Im alten Baustil belassen
Das Haus, oder besser der Haustyp hat eine ganz eigene Geschichte. Zu Beginn des 20. Jahrhunderts gab es auf dem Balkan neue Grenzfestlegungen mit mehreren "Gebietsbereinigungen". Das bedeutete konkret, dass beispielsweise die in der Region von Ahtopol ansässigen Griechen nach Griechenland umgesiedelt wurden. Dafür mussten Bulgaren, die auf türkischem oder griechischem Gebiet lebten, ihre dortige Heimat verlassen. Auch entlang der südlichen Schwarzmeerküste entstanden in Bulgarien neue Ansiedlungen. Die Vertriebenen bekamen ein Stück Land, auf dem sie eine neue Existenz begründen konnten. Eine überaus arme Existenz, denn sie hatten ja nur mitnehmen können was sie oder was der Eselskarren tragen konnte. Die Großmutter unserer Freunde in Ahtopol hat uns an ihrem 100. Geburtstag ein wenig von diesem Schicksal erzählt. 1912, da war sie 12 Jahre alt, musste sie mit ihrer Familie ihr Häuschen verlassen. Der Ort liegt heute auf türkischem Gebiet, unweit der bulgarisch-türkischen Grenze. Sie packten ihre wenigen Habseligkeiten, vieles mussten sie zurücklassen im kleinen Häuschen. Bevor sie loszogen in eine ungewisse Zukunft vergrub der Vater ganz in der Nähe des Hauses unter einem Baum den Hausschlüssel. Er zeigte den beiden Töchtern den Platz, damit sie ihn wiederfinden. Falls sie einmal zurückkommen würden. Zurückgekommen ist sie nie wieder, auch ihre Kinder und Enkel haben den Ort nie besucht.

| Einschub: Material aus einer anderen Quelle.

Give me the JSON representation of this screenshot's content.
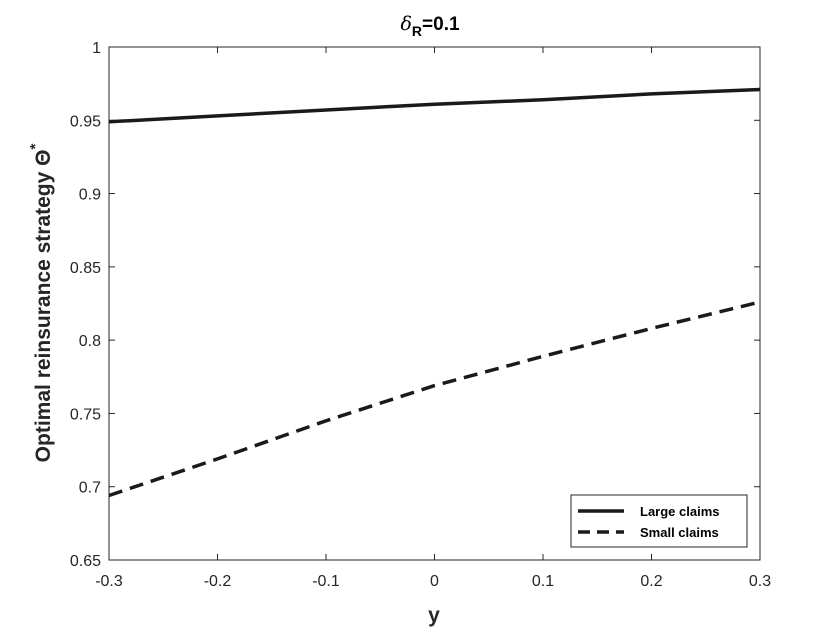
{
  "chart_data": {
    "type": "line",
    "title": {
      "symbol": "δ",
      "subscript": "R",
      "suffix": "=0.1"
    },
    "xlabel": "y",
    "ylabel": "Optimal reinsurance strategy Θ",
    "ylabel_superscript": "*",
    "xlim": [
      -0.3,
      0.3
    ],
    "ylim": [
      0.65,
      1
    ],
    "xticks": [
      -0.3,
      -0.2,
      -0.1,
      0,
      0.1,
      0.2,
      0.3
    ],
    "xtick_labels": [
      "-0.3",
      "-0.2",
      "-0.1",
      "0",
      "0.1",
      "0.2",
      "0.3"
    ],
    "yticks": [
      0.65,
      0.7,
      0.75,
      0.8,
      0.85,
      0.9,
      0.95,
      1
    ],
    "ytick_labels": [
      "0.65",
      "0.7",
      "0.75",
      "0.8",
      "0.85",
      "0.9",
      "0.95",
      "1"
    ],
    "grid": false,
    "legend_position": "bottom-right",
    "series": [
      {
        "name": "Large claims",
        "style": "solid",
        "color": "#1a1a1a",
        "x": [
          -0.3,
          -0.2,
          -0.1,
          0,
          0.1,
          0.2,
          0.3
        ],
        "y": [
          0.949,
          0.953,
          0.957,
          0.961,
          0.964,
          0.968,
          0.971
        ]
      },
      {
        "name": "Small claims",
        "style": "dashed",
        "color": "#1a1a1a",
        "x": [
          -0.3,
          -0.2,
          -0.1,
          0,
          0.1,
          0.2,
          0.3
        ],
        "y": [
          0.694,
          0.719,
          0.745,
          0.769,
          0.789,
          0.808,
          0.826
        ]
      }
    ]
  }
}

Die neuen Fenster im Stil der alten
Damit sich die vielen Vertriebenen auf bulgarischem Boden ein neues Häuschen bauen konnten gründete ein französischer Unternehmer, Rene Sharon, zu Beginn der 20er Jahre einen Fonds, aus dem günstige Baudarlehen gewährt wurden. Die Häuser, die mit diesem Geld gebaut wurden, hatten alle das gleiche Aussehen. Eingeschossige Häuser mit zwei Zimmern und einer Küche. Der Eingangsbereich des Hauses war mit einer dreibogigen offenen Loggia versehen. Diese Art Häuser, von denen es allerdings nur noch wenige gibt, heißen bis heute die Sharonne-Häuser. Bei unserem Umbau zum Ferienhaus haben wir den alten Grundriss beibehalten, nur die Aufteilung der Innenräume verändert. Und das, die Bewahrung der Tradition, die Bewahrung eines Stückes Geschichte dieser Region, hat dem Fotografen und der Journalistin so gut gefallen, dass sie es mit einer Fotoreportage festhalten wollten.

Und wir zeigen nun natürlich ziemlich stolz die Zeitschrift herum.